As the Chief Data Officer, I am responsible for delivering a successful data strategy by establishing company-wide core data principles and best practices. I intend to lead data maturity, data engineering and management, ML/AI-based data-driven innovations, business intelligence, insights, and data analytics in Carsome. I will also embed data culture in the organisation to support organisational efficiency and agility through data.
Becoming a data-driven organisation requires establishing an effective and deeply-ingrained data culture. Embedding a data culture and increasing data literacy require a change in thought process, where we will start by educating and empowering every employee at all levels with the value that data can add to their daily work routines.
What are the different ways you’re using the cloud, and which vendors are involved? Are you a cloud-first company, and how large is your IT team?
We seek to provide a seamless, online experience of buying and selling cars to our customers, and also an auction platform for cars-bidding to our dealer partners. All these services are hosted on the AWS Cloud services.
You have experience in the banking, energy, media and entertainment, and retail industries. Could you talk about how the use of data varies across various verticals, and some of the main lessons you learned in managing data across industries?
The usage of data in various industries depends on the problems the business is trying to solve for the end customers. For example, media companies who have their own production houses want to create better content based on what their viewers want to watch and buy, and then recommend that content to users who would like to watch it.
Whereas, in the energy industry, companies would want to use and monitor data to decrease energy losses in transformers or appliances.
As for banking, they have a lot of applications; with the vast amount of data today, banks can create customised products or retail banking offers for customers. The main part, which is vital in any industry, is how you are first going to plan to source and manage the data properly. The rest is a game of creating value out of it.
What do you think is the future of the auto industry – is it entirely online, or will physical dealerships always exist?
I often envision AI/ML-enabled robotics taking over certain sets of tasks or jobs. In fact, all the automation happening right now are also being implemented in larger-scale warehouses, manufacturing industries, and even shopping malls. With these automation, there are also advancements, where doors of opportunities are opened for different sets of problems to be solved.
In the short-to-medium-term future, physical dealerships will still exist, but with automation or AI/ML taking centre stage. The COVID-19 pandemic has seen an accelerated adoption of AI/ML, as seen through the way car brands organise auto shows or new car launches. While consumers are also increasingly switching to an “online first, online only” spending behaviour, there is still a part of them who wants to actually touch and feel a car before buying, since it is considered a major purchase.
As such, for us at Carsome, we are focused on creating the largest omnichannel integrated car e-commerce platform in the Southeast Asia region, offering full-fledged services for both online and offline transactions with wider coverage.

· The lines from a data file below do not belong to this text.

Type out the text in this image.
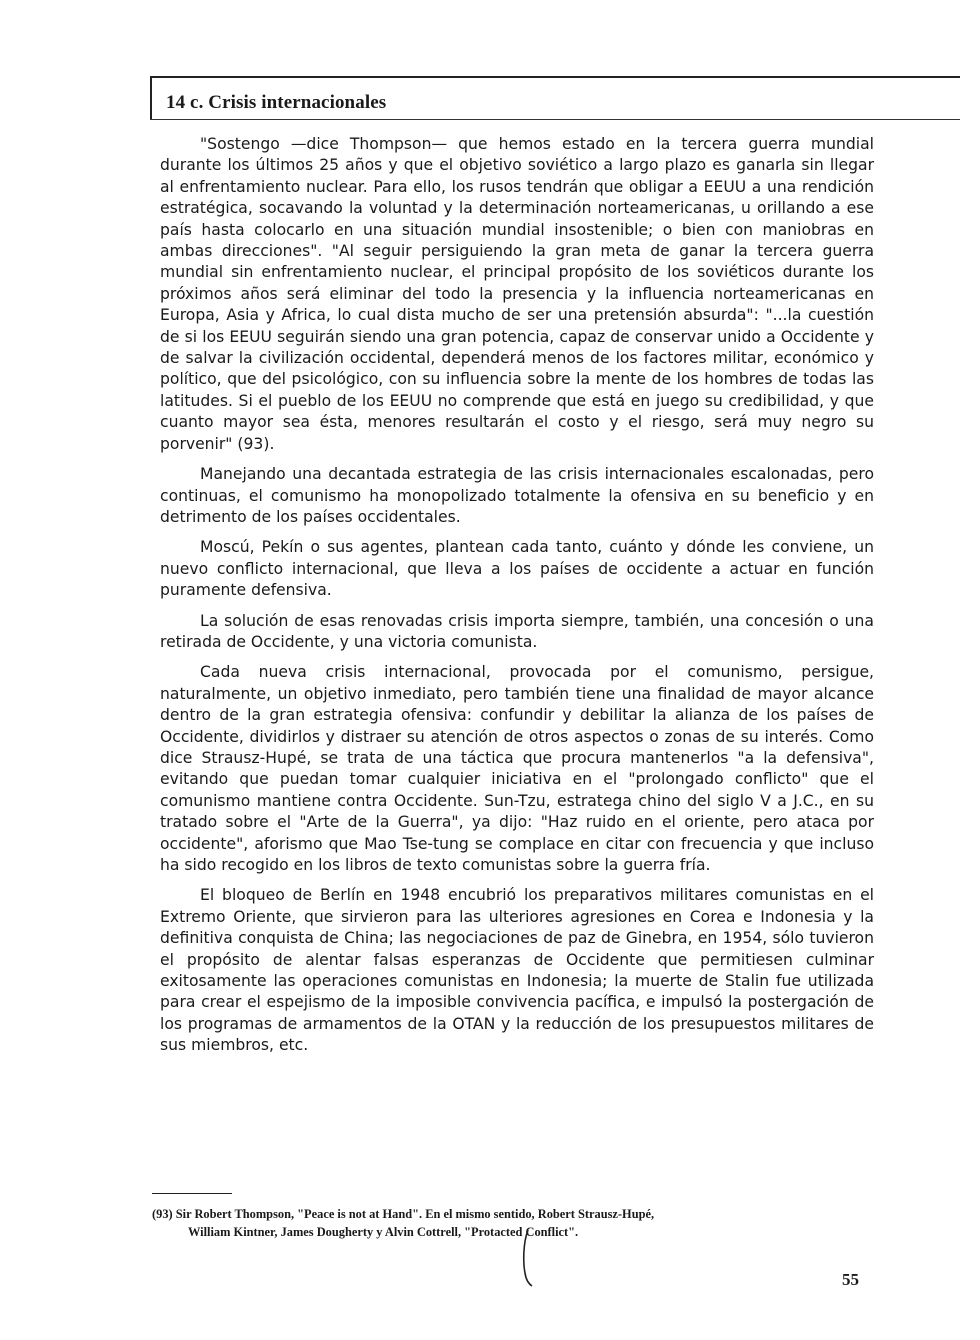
14 c. Crisis internacionales

"Sostengo —dice Thompson— que hemos estado en la tercera guerra mundial durante los últimos 25 años y que el objetivo soviético a largo plazo es ganarla sin llegar al enfrentamiento nuclear. Para ello, los rusos tendrán que obligar a EEUU a una rendición estratégica, socavando la voluntad y la determinación norteamericanas, u orillando a ese país hasta colocarlo en una situación mundial insostenible; o bien con maniobras en ambas direcciones". "Al seguir persiguiendo la gran meta de ganar la tercera guerra mundial sin enfrentamiento nuclear, el principal propósito de los soviéticos durante los próximos años será eliminar del todo la presencia y la influencia norteamericanas en Europa, Asia y Africa, lo cual dista mucho de ser una pretensión absurda": "...la cuestión de si los EEUU seguirán siendo una gran potencia, capaz de conservar unido a Occidente y de salvar la civilización occidental, dependerá menos de los factores militar, económico y político, que del psicológico, con su influencia sobre la mente de los hombres de todas las latitudes. Si el pueblo de los EEUU no comprende que está en juego su credibilidad, y que cuanto mayor sea ésta, menores resultarán el costo y el riesgo, será muy negro su porvenir" (93).

Manejando una decantada estrategia de las crisis internacionales escalonadas, pero continuas, el comunismo ha monopolizado totalmente la ofensiva en su beneficio y en detrimento de los países occidentales.

Moscú, Pekín o sus agentes, plantean cada tanto, cuánto y dónde les conviene, un nuevo conflicto internacional, que lleva a los países de occidente a actuar en función puramente defensiva.

La solución de esas renovadas crisis importa siempre, también, una concesión o una retirada de Occidente, y una victoria comunista.

Cada nueva crisis internacional, provocada por el comunismo, persigue, naturalmente, un objetivo inmediato, pero también tiene una finalidad de mayor alcance dentro de la gran estrategia ofensiva: confundir y debilitar la alianza de los países de Occidente, dividirlos y distraer su atención de otros aspectos o zonas de su interés. Como dice Strausz-Hupé, se trata de una táctica que procura mantenerlos "a la defensiva", evitando que puedan tomar cualquier iniciativa en el "prolongado conflicto" que el comunismo mantiene contra Occidente. Sun-Tzu, estratega chino del siglo V a J.C., en su tratado sobre el "Arte de la Guerra", ya dijo: "Haz ruido en el oriente, pero ataca por occidente", aforismo que Mao Tse-tung se complace en citar con frecuencia y que incluso ha sido recogido en los libros de texto comunistas sobre la guerra fría.

El bloqueo de Berlín en 1948 encubrió los preparativos militares comunistas en el Extremo Oriente, que sirvieron para las ulteriores agresiones en Corea e Indonesia y la definitiva conquista de China; las negociaciones de paz de Ginebra, en 1954, sólo tuvieron el propósito de alentar falsas esperanzas de Occidente que permitiesen culminar exitosamente las operaciones comunistas en Indonesia; la muerte de Stalin fue utilizada para crear el espejismo de la imposible convivencia pacífica, e impulsó la postergación de los programas de armamentos de la OTAN y la reducción de los presupuestos militares de sus miembros, etc.

(93) Sir Robert Thompson, "Peace is not at Hand". En el mismo sentido, Robert Strausz-Hupé,
William Kintner, James Dougherty y Alvin Cottrell, "Protacted Conflict".
55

With the pandemic severely crippling the auto industry, what is the way forward for Carsome?
We are currently working to create an end-to-end trusted experience for consumers when it comes to buying or selling used cars – one which brings transparency and a hassle-free experience. This remains our goal, and our key challenge is changing the public perception of the used car industry through customer-centricity, technology, and data.
The efforts invested into our tech and data infrastructure are expected to help reduce friction in user experience to truly provide peace of mind to our customers. Carsome looks at high volumes of cars on a regular basis, and this stream of data feeds into our business decisions in terms of pricing, expansion, and how we design to ultimately put our customer first.